In the meantime, restaurants owners are having to adapt to survive.
At Taco La Barra, servers who once made $2.13/hour plus tips are now making $10/hour plus tips, with insurance for full-time employees.
Stella’s recently announced it is no longer opening on Tuesdays, a decision Scholz said was made to give its skeleton crew a break.
“The staff I do have in my kitchen is getting so burned out from 14-hour days and it’s not fair to keep them working these crazy hours,” she said. “None of us wanted to close on Tuesdays, but I felt we were going to lose the good employees we do have because they’re so stressed out and exhausted.”
Other owners like Nick Thomas, who runs Automatic Taco in The Commons, have begun training staff to perform multiple roles at once.
“All the cooks now have to know how to use the POS (point-of-sale) system, we’ve brought some front-of-the-house people in the back to cook, and we replaced all our food runners with pagers that buzz so the customers just come up and get more involved in the process,” Thomas said.
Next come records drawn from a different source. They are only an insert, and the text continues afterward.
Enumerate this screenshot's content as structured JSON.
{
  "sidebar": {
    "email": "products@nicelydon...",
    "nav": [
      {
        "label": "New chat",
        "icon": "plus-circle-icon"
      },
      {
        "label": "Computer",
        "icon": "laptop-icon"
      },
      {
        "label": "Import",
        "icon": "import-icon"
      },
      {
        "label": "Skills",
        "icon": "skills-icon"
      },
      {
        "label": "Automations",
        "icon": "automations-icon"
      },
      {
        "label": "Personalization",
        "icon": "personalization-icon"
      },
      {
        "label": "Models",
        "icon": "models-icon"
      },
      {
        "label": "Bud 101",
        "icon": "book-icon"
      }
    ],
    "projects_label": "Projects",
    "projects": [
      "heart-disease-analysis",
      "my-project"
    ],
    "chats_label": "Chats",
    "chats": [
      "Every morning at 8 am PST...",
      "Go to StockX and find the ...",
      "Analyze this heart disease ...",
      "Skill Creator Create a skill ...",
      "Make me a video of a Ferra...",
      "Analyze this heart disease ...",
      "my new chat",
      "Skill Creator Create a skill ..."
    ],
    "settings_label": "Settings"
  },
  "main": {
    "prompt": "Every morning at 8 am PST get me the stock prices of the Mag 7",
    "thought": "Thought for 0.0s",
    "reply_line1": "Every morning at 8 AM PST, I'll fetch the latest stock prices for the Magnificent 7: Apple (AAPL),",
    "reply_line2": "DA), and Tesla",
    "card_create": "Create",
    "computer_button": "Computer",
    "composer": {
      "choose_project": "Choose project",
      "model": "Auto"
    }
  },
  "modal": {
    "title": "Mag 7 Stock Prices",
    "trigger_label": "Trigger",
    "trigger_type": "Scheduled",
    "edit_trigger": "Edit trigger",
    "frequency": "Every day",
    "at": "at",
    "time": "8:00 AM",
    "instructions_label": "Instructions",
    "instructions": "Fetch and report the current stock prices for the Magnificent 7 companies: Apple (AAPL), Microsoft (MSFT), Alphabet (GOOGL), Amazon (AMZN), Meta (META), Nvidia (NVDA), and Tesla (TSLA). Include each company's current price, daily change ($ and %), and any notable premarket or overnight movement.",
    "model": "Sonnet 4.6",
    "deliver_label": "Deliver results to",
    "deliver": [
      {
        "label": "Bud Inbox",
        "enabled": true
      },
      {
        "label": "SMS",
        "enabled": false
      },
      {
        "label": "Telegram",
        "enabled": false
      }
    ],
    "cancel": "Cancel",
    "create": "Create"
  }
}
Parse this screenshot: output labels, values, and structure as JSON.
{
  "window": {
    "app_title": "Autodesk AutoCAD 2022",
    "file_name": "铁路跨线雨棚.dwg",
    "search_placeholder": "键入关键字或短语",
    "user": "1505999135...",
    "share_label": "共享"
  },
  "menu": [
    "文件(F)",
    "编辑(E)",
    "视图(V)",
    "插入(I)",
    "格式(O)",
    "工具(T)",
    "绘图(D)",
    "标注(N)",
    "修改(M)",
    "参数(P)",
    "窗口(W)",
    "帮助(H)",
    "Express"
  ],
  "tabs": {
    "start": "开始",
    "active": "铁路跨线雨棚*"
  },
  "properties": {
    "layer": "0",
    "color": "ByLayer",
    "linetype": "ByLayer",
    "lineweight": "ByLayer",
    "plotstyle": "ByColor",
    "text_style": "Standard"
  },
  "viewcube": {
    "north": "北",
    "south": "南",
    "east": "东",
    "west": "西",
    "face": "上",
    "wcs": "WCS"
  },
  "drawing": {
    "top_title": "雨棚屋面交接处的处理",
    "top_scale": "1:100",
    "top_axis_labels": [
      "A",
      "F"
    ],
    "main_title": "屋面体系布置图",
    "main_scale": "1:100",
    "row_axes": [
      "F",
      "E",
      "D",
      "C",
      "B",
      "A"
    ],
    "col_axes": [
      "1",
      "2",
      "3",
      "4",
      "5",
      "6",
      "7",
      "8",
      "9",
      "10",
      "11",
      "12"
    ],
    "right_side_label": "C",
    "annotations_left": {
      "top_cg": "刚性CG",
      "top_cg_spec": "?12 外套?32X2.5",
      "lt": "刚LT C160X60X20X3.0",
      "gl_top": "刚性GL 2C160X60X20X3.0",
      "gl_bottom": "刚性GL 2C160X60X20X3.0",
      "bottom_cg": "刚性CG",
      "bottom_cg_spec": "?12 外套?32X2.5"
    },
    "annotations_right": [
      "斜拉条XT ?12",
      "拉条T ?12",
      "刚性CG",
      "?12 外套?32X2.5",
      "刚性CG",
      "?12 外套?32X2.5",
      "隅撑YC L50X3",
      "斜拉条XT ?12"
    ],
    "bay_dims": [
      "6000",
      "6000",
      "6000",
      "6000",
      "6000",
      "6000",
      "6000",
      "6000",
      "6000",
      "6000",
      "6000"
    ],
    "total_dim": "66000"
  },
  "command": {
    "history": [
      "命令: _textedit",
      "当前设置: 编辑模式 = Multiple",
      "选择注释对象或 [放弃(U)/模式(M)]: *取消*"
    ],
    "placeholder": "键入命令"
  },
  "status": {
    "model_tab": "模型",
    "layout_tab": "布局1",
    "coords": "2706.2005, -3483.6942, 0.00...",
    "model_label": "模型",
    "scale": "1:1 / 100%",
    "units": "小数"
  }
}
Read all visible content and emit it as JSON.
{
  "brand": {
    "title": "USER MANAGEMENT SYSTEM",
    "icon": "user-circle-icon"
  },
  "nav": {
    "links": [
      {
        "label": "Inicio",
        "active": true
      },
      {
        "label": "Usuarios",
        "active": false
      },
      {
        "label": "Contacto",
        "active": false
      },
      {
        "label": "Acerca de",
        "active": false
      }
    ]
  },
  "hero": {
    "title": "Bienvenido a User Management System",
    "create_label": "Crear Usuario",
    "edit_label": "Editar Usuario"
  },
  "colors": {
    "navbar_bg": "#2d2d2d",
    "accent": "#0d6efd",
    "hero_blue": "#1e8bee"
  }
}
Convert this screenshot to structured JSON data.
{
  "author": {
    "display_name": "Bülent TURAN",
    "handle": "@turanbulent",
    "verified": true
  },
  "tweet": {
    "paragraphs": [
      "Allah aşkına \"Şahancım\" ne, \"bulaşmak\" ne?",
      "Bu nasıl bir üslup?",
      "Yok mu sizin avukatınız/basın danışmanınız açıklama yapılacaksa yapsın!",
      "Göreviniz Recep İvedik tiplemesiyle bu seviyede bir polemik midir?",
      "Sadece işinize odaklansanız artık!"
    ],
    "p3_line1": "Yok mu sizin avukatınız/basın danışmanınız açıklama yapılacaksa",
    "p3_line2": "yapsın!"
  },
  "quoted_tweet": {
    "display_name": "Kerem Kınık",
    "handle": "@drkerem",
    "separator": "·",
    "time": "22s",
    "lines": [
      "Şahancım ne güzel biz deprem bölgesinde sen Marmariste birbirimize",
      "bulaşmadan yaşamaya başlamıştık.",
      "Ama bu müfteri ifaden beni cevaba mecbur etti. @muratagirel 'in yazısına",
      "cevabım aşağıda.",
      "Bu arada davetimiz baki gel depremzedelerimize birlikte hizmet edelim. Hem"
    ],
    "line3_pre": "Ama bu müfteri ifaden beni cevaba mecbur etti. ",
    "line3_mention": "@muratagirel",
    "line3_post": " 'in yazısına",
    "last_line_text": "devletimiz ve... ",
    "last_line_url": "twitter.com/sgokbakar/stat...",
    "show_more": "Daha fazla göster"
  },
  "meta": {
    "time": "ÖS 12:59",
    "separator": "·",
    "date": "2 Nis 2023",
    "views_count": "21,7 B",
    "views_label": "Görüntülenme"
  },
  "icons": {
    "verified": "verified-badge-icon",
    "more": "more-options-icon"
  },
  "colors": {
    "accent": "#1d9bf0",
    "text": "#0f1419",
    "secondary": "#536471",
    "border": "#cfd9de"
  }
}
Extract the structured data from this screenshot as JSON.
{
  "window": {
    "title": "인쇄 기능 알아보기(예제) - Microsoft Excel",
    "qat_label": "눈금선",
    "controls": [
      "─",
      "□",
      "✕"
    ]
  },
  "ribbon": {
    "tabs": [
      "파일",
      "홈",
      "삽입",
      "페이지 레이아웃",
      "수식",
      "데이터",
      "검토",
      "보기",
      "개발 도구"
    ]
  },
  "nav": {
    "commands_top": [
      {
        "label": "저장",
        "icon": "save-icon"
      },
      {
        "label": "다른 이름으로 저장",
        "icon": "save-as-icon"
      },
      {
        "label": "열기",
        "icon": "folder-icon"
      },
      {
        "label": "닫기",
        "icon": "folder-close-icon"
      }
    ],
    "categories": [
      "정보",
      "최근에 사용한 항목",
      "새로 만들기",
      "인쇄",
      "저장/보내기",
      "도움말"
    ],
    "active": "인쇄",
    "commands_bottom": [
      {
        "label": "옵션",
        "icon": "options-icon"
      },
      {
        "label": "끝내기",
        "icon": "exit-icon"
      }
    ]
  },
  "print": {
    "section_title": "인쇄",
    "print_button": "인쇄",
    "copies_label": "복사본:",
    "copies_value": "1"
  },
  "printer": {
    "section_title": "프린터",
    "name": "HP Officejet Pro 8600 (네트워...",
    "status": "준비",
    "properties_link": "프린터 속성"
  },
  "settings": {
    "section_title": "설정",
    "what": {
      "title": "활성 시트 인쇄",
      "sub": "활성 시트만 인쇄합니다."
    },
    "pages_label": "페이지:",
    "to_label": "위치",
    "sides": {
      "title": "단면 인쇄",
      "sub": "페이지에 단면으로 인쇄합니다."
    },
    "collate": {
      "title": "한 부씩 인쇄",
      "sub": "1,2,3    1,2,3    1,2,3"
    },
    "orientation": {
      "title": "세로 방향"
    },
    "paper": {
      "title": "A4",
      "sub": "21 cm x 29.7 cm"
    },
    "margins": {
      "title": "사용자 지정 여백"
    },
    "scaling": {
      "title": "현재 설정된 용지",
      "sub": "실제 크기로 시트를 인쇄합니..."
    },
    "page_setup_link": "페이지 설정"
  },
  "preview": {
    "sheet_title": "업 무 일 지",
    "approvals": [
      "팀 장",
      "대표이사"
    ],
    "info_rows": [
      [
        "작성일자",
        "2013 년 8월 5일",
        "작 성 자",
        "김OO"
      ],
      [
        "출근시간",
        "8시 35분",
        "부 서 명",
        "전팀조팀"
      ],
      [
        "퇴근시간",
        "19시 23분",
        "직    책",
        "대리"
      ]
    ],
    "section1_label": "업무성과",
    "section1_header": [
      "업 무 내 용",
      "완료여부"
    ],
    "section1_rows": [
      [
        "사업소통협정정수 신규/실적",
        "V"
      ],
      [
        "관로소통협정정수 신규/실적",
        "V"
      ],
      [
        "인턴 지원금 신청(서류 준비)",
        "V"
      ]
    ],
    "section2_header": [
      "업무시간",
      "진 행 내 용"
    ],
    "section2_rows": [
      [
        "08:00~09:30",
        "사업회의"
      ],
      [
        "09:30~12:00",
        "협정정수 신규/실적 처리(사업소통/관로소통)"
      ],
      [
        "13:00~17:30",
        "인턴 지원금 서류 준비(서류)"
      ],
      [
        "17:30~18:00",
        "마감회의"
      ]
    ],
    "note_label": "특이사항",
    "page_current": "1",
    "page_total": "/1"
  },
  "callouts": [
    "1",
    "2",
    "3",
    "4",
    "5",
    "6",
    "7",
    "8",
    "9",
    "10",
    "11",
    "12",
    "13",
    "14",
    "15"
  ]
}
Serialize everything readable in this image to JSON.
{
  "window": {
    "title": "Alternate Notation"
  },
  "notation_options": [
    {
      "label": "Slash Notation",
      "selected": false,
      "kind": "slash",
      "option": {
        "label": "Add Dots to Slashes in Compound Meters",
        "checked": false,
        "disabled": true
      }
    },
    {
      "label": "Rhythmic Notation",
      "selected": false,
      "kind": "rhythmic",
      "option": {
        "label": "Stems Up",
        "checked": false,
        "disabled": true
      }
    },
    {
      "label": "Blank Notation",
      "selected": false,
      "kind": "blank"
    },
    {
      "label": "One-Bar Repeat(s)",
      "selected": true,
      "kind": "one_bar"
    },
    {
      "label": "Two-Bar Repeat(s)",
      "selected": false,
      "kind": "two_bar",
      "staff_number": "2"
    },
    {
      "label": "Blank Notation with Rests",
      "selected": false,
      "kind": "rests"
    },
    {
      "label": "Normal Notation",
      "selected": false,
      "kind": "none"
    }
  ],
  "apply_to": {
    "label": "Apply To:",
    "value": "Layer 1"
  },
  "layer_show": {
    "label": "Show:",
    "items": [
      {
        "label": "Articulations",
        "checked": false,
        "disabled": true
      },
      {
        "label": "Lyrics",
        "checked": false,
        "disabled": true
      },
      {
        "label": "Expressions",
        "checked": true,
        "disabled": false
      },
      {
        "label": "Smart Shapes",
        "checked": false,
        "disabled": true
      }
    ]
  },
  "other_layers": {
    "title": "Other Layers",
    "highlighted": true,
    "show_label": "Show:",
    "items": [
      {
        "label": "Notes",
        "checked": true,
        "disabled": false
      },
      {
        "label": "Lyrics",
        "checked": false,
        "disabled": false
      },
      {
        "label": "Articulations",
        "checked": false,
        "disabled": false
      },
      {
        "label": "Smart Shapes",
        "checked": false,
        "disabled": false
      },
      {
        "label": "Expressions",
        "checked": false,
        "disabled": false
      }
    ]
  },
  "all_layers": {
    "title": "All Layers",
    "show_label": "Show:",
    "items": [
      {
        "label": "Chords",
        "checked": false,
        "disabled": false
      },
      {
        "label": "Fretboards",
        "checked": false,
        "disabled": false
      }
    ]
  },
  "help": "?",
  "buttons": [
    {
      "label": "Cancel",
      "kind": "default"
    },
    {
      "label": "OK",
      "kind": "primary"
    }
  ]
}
But even these adjustments can’t fully account for what Thomas calls “an insanely bad job market.”
“We’ve cast such a wide net and you still wind up with nothing,” he said. “I think this issue will be like a latent effect where it’ll take maybe six months to get everyone working again.”
Until then, Thomas, Scholz and Mir all asked the public for patience as they try to meet the challenge.
“I just want to say we care a lot about the customer’s experience,” Scholz said. “I don’t think there’s enough awareness in the public about how tough it is right now.”